Trace Metal Detection by Laser-Induced Breakdown Spectroscopy

Abstract

Laser-induced breakdown spectroscopy (LIBS) has been widely pursued for trace elemental determination in gases, solids, and liquids. Application to liquids has proved problematic due to high spatial confinement of the LIBS plasma and rapid quenching of the excited-state emission. This work presents an alternative approach to trace metal determination in liquids in which 1.0 mL of liquid is deposited onto a carbon planchet and then evaporated, thus transforming the liquid analysis to a solid surface analysis.
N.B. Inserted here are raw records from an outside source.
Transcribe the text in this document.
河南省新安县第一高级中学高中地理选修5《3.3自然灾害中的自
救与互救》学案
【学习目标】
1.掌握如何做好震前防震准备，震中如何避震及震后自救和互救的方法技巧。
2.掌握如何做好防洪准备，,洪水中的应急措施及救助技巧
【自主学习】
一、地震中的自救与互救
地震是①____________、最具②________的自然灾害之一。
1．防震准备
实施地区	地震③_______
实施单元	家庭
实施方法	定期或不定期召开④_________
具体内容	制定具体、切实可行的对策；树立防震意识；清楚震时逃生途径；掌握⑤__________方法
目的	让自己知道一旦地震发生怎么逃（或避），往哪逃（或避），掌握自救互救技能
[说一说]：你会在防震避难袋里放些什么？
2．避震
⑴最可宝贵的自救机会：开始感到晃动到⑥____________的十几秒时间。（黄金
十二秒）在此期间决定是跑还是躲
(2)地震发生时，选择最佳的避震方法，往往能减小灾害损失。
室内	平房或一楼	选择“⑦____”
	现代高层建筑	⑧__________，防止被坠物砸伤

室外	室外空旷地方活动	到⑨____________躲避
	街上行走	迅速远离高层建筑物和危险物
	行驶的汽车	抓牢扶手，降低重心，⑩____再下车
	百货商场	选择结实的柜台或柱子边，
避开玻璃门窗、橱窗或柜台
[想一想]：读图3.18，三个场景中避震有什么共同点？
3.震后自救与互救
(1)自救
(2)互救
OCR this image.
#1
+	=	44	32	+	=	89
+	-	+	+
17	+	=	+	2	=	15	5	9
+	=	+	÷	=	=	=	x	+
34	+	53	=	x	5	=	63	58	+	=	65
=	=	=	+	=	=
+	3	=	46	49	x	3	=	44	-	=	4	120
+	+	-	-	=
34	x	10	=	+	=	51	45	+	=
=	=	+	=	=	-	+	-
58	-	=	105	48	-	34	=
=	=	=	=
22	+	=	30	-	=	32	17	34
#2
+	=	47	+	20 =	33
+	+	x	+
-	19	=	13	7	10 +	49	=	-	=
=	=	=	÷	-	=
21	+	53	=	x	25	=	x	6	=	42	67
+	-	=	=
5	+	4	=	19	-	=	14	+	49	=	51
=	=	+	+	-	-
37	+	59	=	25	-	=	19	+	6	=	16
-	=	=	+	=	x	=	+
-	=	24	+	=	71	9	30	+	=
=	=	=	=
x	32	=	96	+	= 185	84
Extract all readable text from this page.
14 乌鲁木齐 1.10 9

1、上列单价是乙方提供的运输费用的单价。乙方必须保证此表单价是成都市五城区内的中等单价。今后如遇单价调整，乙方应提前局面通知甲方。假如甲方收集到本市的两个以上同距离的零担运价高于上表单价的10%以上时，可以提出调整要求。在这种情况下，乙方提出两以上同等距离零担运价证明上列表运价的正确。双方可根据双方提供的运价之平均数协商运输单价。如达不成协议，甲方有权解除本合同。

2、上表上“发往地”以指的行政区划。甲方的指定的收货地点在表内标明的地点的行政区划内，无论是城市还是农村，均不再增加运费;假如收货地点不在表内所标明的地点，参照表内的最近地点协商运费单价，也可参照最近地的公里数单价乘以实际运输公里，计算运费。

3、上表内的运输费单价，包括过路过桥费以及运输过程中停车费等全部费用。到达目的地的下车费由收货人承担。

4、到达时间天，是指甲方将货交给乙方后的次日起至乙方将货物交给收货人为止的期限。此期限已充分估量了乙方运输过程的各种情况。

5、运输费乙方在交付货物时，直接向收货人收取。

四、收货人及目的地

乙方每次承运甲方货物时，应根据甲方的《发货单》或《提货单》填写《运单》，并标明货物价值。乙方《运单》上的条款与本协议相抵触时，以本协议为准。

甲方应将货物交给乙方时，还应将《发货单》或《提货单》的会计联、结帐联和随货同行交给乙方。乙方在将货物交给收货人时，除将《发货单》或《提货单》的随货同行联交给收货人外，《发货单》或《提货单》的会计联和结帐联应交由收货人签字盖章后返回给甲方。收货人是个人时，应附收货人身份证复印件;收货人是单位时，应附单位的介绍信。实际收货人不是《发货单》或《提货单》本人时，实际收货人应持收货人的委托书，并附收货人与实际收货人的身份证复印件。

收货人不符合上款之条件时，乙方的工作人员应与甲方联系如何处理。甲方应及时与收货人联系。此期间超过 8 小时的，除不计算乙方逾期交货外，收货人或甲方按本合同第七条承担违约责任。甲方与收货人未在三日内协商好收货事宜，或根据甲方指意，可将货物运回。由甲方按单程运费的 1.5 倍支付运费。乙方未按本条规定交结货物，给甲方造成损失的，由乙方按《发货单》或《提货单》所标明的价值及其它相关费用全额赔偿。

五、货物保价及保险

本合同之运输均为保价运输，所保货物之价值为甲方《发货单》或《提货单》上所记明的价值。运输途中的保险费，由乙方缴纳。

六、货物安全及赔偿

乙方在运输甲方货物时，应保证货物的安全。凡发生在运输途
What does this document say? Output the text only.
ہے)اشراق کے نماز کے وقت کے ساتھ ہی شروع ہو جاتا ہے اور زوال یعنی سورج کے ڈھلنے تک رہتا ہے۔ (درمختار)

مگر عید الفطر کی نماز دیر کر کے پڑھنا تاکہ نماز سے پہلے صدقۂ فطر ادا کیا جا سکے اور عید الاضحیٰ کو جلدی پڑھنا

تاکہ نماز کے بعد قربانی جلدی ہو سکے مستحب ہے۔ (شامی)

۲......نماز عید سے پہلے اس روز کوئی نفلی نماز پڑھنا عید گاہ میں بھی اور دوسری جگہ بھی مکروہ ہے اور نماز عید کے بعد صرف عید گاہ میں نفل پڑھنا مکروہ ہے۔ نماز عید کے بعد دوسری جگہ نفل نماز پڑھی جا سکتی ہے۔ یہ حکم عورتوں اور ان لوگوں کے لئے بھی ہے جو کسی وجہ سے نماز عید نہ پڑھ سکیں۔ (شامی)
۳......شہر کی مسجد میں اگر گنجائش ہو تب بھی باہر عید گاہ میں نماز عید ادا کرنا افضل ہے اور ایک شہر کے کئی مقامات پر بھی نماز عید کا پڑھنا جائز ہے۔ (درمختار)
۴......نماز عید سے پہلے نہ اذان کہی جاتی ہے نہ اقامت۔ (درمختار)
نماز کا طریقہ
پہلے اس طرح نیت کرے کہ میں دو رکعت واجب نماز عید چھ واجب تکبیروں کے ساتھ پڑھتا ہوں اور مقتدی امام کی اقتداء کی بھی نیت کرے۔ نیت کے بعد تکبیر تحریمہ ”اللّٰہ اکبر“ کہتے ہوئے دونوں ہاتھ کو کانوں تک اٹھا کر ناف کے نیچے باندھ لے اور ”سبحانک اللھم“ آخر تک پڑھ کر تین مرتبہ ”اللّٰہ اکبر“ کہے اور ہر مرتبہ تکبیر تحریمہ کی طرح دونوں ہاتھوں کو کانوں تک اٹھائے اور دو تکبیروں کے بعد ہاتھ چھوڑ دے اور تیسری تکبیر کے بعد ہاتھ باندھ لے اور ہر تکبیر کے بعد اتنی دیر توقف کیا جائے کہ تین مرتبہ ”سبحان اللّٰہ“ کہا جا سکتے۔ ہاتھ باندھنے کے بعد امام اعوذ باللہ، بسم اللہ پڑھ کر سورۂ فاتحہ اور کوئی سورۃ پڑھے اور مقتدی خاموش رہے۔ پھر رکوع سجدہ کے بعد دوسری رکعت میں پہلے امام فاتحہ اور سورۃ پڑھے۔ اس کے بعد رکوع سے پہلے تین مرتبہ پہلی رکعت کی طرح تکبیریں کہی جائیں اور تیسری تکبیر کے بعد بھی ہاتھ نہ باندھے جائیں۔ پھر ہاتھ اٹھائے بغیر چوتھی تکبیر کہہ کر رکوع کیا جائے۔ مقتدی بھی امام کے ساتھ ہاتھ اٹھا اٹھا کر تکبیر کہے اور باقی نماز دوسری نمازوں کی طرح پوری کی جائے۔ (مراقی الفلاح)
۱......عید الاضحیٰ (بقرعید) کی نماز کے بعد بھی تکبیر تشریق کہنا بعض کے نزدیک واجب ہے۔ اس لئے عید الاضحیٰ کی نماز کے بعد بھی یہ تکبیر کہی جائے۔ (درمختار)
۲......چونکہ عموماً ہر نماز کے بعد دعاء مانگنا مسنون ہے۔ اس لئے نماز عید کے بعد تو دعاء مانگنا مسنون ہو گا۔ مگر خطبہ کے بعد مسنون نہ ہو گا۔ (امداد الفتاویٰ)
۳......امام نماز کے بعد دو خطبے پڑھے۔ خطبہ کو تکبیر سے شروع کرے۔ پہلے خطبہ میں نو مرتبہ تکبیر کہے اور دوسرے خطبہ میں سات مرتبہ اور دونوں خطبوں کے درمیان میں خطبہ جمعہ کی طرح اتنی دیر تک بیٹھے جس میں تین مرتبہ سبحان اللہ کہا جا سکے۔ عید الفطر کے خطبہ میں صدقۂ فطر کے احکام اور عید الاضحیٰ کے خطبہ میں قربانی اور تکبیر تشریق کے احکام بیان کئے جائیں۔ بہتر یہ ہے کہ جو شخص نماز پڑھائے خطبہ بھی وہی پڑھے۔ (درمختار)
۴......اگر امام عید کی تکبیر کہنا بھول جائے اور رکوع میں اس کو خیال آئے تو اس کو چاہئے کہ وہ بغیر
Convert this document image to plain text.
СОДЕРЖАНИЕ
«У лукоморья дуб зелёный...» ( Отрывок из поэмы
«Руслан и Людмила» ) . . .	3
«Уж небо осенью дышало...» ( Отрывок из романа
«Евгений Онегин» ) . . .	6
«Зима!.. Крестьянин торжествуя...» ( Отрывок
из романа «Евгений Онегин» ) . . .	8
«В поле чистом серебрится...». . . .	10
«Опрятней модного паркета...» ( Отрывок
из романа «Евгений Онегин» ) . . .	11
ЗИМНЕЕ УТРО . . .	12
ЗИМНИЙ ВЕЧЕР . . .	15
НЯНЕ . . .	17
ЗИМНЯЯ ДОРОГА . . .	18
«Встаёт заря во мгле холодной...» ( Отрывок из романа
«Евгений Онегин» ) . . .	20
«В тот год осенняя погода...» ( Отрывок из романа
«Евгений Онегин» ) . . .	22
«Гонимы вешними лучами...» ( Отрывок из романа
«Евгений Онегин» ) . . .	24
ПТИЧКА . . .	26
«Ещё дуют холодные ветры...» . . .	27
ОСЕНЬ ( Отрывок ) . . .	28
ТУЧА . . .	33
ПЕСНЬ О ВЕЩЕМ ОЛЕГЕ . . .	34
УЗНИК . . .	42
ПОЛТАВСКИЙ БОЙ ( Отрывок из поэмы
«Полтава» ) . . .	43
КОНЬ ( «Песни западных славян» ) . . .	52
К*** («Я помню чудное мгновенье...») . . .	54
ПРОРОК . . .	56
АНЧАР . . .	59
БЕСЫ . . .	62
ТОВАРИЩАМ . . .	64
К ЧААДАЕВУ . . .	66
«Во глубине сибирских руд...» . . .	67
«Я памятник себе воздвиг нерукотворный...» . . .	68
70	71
Using optimized excitation and detection conditions, we have identified spectral regions for sensitive detection of 15 metals (Mg, Al, Si, Ca, Ti, Cr, Fe, Co, Ni, Cu, Zn, As, Cd, Hg, Pb). The limit of detection (LOD) for the technique ranged from 10 ppb to 10 ppm for these elements. A 100 ppb LOD represents detection of 130 picograms of metal (approximately 2 picomoles) in a single measurement calculated from the laser spot size on the sample. Scanning electron microscopy (SEM) images and energy-dispersive X-ray (EDX) spectra of the samples provide insight into the observed reproducibility and linearity of the technique for several of the metals studied.